Mark Dyson wants the energy industry to retire one of its favorite pieces of jargon. Dyson, a principal with Rocky Mountain Institute's electricity practice, thinks the industry has made a mistake by settling on the term “virtual power plant” to describe how grid-scale renewables and distributed energy resources together provide grid services.
“I hate the term ‘virtual power plant,’” he told Greentech Media in an interview on the sidelines of last week's Grid Edge Innovation Summit. “It’s not an accurate representation of where we need to go with the idea.” Dyson takes issue with both “virtual” and “power plant” in the coinage.
After all, said Dyson, there’s nothing virtual about steel, silicon, or lithium in the ground. And “power plant” made more sense in describing how the grid operated over the previous 100 years, not the 100 years to come.
We’re moving toward a grid with more devices, more decision-makers, said Dyson. “We shouldn’t think about replacing ‘power plants’ with ‘virtual power plants.’ We should think about building the grid up from aggregated resources.”
“Power plants” are familiar; they’re what utilities have always bought. “Utilities, and wholesale markets, shouldn’t want to buy power plants,” said Dyson. “They should want to buy reliable energy, peak capacity, flexibility and ancillary services.”
You don’t need to buy a power plant to get those services today. “My beef with the term ‘virtual power plant,’ is it makes sense for the narrowest possible use case,” he said. “We need to think bigger to grow the market.”

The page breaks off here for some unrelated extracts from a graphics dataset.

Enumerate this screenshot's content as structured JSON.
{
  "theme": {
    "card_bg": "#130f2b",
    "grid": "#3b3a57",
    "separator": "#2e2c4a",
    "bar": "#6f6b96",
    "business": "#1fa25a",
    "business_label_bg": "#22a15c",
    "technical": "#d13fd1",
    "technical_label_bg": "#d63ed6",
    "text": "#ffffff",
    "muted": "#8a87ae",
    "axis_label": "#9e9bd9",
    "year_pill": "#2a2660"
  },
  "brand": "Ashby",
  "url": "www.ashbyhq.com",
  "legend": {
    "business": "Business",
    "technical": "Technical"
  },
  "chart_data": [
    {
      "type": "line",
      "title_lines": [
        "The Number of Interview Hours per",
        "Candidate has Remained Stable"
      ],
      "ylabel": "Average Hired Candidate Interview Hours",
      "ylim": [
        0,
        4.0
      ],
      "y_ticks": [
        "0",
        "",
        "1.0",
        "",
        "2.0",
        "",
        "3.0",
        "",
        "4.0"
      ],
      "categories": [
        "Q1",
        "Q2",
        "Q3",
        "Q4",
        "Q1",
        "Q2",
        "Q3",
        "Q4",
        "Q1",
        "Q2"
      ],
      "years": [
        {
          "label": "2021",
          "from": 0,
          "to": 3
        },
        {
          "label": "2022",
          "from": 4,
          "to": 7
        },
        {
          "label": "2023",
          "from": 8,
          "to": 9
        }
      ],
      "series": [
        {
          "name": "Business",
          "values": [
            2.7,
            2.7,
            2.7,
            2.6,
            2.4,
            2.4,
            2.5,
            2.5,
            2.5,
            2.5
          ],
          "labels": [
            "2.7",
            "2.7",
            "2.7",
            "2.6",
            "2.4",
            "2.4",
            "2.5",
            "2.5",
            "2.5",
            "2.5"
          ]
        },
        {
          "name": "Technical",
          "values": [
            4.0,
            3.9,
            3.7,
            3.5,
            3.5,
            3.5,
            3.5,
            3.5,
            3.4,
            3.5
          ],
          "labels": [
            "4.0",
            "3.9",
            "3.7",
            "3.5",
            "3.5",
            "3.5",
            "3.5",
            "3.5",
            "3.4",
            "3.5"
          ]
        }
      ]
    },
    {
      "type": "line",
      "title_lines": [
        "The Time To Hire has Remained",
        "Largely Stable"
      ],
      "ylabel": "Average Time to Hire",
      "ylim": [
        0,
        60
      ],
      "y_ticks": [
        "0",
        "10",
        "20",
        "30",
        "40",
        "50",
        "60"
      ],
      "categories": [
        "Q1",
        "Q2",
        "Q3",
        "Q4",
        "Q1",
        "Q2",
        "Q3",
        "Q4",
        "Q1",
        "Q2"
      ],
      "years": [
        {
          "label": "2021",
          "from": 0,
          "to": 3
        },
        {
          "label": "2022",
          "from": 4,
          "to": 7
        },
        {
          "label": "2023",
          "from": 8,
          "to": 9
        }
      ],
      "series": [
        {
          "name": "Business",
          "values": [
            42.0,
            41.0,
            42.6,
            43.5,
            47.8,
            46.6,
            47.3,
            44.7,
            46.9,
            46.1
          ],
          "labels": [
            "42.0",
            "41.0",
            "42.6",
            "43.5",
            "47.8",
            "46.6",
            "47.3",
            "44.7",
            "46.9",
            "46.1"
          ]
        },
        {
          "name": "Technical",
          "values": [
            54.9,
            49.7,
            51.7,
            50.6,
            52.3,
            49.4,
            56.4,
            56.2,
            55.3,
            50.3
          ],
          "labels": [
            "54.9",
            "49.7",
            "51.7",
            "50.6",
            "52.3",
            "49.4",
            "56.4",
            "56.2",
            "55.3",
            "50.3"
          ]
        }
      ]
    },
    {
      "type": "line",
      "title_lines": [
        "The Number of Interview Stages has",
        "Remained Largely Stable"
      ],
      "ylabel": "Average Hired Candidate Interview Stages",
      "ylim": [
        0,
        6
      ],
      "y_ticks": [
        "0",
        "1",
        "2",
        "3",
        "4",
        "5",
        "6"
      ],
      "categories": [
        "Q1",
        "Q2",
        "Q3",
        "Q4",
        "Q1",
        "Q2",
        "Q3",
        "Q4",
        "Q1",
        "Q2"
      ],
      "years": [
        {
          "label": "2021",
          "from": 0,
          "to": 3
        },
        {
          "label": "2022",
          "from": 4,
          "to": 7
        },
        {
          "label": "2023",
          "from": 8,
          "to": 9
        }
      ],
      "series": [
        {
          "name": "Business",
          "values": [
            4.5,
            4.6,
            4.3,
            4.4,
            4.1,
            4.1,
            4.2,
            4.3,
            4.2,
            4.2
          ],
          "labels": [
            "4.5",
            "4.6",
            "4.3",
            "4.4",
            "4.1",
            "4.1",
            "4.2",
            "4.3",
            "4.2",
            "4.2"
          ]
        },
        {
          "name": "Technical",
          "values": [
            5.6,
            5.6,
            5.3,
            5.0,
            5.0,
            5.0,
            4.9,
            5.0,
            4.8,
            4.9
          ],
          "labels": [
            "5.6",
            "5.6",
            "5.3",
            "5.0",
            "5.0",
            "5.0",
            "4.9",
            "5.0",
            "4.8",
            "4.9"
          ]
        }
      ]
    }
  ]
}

Growing the market with "clean energy portfolios"
Instead of “virtual power plant,” Dyson and his team at RMI use “clean energy portfolios” to describe the same concept. They published a report in May, The Economics of Clean Energy Portfolios, that pitted natural-gas plants against upstart clean energy portfolios comprising grid-scale and behind-the-meter renewable energy resources.
The report attempted to quantify the size of the potential market for such clean energy portfolios. In one scenario, the authors looked at the results if the thermal plants (coal, nuclear, gas) likely to retire by 2030 were replaced with new natural gas plants or with clean energy portfolios.
If you replaced the thermal capacity expected to retire with new natural-gas plants, the net present value of the required gas capacity would be $700 billion.
If half of that capex and opex were instead invested in grid-scale renewables and distributed energy resources delivering the same services, it would yield a 2 percent to 5 percent cost savings and create a $350 billion market, including $100 billion for DERs, through 2030.
Barriers to growing the market
To unlock the potential market, work is needed to overcome barriers, according to utility and industry veterans Dyson brought together for a Grid Edge Innovation Summit workshop.
Marc Romito, director of customer technology at Arizona Public Service Company, said the industry needs standards and protocols enabling DERs — thermostats, batteries, rooftop solar, EVs — to communicate with one another as well as with APS’ Advanced Distribution Management System.
“That ecosystem has to be interoperable, and it has to speak up into a platform that is a system of systems because we don’t have 10,000 Homer Simpsons in operations control pushing buttons,” he said.
“We need 5G,” he added. The much faster data transmission rates possible on a 5G network will improve telemetry and interoperability between devices.
“Once we see that 5G environment, it’s going to be a game-changer,” he said. “We’ll see the embedded machine learning.”
Colton Ching, senior vice president of planning and technology at Hawaiian Electric Company (HECO), concurred on the need for industry standards.
“In our industry, there really isn’t a set of standards around field networks and the devices on them,” he said. “Which makes the dilemma of fitting things to work together so much harder.”
“And for utilities making investment choices,” he went on, “it's much more risky because we’re going to have to select the particular vendor and stick with their own standard in the hopes that they’re going to be the prevailing company.”
Audrey Lee, vice president of energy services at Sunrun, stressed the importance of data sharing.
“We’re at a bit of an impasse,” she said. “Aggregators don’t always have data; utilities have data.”
She added that utilities must be willing to share data on where the need is, such as a grid constraint, so that third parties and utilities can come to solutions together.
Ching said HECO is using an Integrated Grid Planning process to identify local constraints on the transmission and distribution system and prepare proposals for bids for generation resources.
“An additional procurement could be for non-wires alternatives, for aggregated projects, that can address a specific need and compensate them properly for providing that solution,” he said.